Believing that you are nothing is incredibly damaging to your heart and faith. More on that in a coming series.
Jesus didn’t die because we are terrible and unworthy and unholy. He died for love. He died because even while we were ‘sinners ‘(Romans 5:8) – while we didn't know a thing about the Divine – he had settled his affection and attention on us. You, my friend, are not nothing. And those around you who do not “know” the Divine are not nothing, either.
We start with love. We start with goodness. We start with the fact that we are loved, and we do belong. If we don’t start there, we’ll build a life chasing something that we already have; we’ll try and extract from others what they were never created to give us: self-worth.
“Love the Lord your God with every passion of your heart, with all the energy of your being, and with every thought that is within you.’ This is the great and supreme commandment. And the second is like it in importance: ‘You must love your friend in the same way you love yourself.’ Contained within these commandments to love you will find all the meaning of the Law and the Prophets.” (Matt 22:37-40 TPT.)
All the meaning and knowledge and fulfillment you will ever be able to find in this life is contained within the trinity of love: God, others, self. And self-love isn’t a “second best, get to it if you can, if you have any leftover” kind of love. It shares the same level of importance as the others.

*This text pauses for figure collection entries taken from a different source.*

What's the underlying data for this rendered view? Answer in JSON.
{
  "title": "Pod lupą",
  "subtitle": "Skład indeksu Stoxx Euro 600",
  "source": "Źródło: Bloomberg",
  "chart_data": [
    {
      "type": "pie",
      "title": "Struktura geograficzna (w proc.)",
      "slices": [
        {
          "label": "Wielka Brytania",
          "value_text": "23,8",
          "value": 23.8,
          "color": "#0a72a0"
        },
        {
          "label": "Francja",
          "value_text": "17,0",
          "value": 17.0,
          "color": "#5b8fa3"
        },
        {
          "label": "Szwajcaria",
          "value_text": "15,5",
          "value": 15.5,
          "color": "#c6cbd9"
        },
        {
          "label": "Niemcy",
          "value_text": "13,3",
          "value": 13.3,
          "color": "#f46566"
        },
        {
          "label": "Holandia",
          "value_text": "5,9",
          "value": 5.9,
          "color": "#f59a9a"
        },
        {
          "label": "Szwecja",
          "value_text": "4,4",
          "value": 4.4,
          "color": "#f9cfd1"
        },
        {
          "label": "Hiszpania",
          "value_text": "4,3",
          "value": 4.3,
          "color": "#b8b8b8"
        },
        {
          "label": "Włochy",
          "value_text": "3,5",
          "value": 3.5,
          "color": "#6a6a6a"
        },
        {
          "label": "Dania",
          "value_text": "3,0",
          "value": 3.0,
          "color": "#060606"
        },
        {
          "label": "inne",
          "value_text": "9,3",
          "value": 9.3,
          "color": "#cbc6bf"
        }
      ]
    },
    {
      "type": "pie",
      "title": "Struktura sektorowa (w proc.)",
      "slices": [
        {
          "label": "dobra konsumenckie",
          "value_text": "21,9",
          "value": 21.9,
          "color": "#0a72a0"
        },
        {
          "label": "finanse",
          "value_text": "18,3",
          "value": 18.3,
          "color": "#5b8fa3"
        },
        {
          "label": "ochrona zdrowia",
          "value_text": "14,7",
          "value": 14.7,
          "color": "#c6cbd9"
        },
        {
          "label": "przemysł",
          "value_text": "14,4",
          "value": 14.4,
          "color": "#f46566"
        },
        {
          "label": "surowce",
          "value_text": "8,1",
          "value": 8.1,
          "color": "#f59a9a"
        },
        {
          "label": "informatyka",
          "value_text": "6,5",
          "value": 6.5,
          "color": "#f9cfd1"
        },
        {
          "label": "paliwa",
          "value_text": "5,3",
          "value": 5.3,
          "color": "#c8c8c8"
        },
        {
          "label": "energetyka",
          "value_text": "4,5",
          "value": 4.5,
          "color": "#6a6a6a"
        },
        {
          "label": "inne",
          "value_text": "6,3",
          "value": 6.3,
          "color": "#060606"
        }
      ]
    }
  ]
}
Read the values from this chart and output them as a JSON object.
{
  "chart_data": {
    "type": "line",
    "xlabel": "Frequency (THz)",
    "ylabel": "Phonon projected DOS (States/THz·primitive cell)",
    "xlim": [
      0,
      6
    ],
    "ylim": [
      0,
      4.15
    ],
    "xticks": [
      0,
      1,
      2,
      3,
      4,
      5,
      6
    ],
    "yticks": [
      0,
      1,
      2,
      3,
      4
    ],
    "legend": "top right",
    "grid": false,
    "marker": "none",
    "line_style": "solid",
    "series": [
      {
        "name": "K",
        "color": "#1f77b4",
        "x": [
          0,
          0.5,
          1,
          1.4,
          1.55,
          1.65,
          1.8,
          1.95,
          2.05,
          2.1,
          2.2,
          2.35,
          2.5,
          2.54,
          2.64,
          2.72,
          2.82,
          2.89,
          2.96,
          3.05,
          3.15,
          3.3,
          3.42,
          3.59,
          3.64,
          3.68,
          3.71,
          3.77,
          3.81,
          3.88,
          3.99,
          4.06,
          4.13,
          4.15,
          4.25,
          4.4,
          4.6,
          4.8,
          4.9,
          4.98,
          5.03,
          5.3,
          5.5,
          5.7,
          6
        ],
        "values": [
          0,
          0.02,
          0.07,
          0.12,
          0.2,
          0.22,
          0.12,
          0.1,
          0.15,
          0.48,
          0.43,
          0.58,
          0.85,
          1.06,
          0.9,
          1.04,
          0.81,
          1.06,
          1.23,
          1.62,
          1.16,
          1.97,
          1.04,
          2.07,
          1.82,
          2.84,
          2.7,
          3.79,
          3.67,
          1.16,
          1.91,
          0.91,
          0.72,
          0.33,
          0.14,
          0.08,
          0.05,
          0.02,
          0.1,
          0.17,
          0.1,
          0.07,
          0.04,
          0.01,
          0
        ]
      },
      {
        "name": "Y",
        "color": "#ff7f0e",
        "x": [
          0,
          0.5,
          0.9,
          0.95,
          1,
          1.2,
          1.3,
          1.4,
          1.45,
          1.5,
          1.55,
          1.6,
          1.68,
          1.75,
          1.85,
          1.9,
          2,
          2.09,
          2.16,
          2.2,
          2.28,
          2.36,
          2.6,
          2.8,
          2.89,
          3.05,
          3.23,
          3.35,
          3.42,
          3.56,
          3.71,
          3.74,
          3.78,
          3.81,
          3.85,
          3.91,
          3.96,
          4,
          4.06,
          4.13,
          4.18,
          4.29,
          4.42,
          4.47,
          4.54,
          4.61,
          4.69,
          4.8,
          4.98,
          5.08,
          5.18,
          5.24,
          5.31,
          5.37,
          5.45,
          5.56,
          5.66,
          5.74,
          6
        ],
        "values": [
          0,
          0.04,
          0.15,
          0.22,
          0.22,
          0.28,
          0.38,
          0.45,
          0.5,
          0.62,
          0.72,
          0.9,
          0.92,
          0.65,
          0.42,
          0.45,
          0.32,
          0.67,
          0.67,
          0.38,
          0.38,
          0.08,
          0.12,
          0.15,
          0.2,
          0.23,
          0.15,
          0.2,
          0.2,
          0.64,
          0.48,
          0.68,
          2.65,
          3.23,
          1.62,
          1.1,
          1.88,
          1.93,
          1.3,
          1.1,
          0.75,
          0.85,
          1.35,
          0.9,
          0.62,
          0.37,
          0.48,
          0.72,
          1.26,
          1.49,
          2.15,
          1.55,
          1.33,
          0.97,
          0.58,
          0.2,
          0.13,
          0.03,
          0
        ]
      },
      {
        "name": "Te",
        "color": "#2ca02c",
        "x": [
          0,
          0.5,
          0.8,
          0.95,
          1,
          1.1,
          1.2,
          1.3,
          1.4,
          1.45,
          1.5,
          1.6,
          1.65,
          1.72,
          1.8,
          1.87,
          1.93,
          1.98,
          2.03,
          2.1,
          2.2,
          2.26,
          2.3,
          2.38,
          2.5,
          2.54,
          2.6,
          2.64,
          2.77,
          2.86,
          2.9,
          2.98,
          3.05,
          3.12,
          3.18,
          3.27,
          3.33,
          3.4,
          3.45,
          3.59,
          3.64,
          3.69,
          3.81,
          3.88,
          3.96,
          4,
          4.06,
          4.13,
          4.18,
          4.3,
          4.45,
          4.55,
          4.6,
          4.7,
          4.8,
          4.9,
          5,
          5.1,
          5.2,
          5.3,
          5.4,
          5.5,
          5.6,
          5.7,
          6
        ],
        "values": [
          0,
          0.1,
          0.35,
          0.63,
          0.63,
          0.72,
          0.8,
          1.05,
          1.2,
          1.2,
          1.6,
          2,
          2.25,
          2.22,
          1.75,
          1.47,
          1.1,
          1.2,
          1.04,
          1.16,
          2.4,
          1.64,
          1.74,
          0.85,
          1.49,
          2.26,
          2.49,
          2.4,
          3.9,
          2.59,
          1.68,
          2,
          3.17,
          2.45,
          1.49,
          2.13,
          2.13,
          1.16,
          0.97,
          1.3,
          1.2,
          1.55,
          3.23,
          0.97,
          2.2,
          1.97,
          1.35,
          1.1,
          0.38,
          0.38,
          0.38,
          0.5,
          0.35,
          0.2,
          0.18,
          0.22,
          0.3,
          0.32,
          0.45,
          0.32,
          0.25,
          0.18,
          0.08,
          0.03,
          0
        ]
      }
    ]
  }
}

Because when it comes to love, you can’t separate it. It is of one piece. There’s not love for God, then love for your neighbor, then love for yourself. There is just the flow of love in your life. That’s why you can’t really love others well until you learn how to love yourself well.
As we learn to love ourselves, it empowers us to love others, too. When we fall in love with our own lives, we are really falling in love with life itself, in all its complicated, beautiful, divine, glory.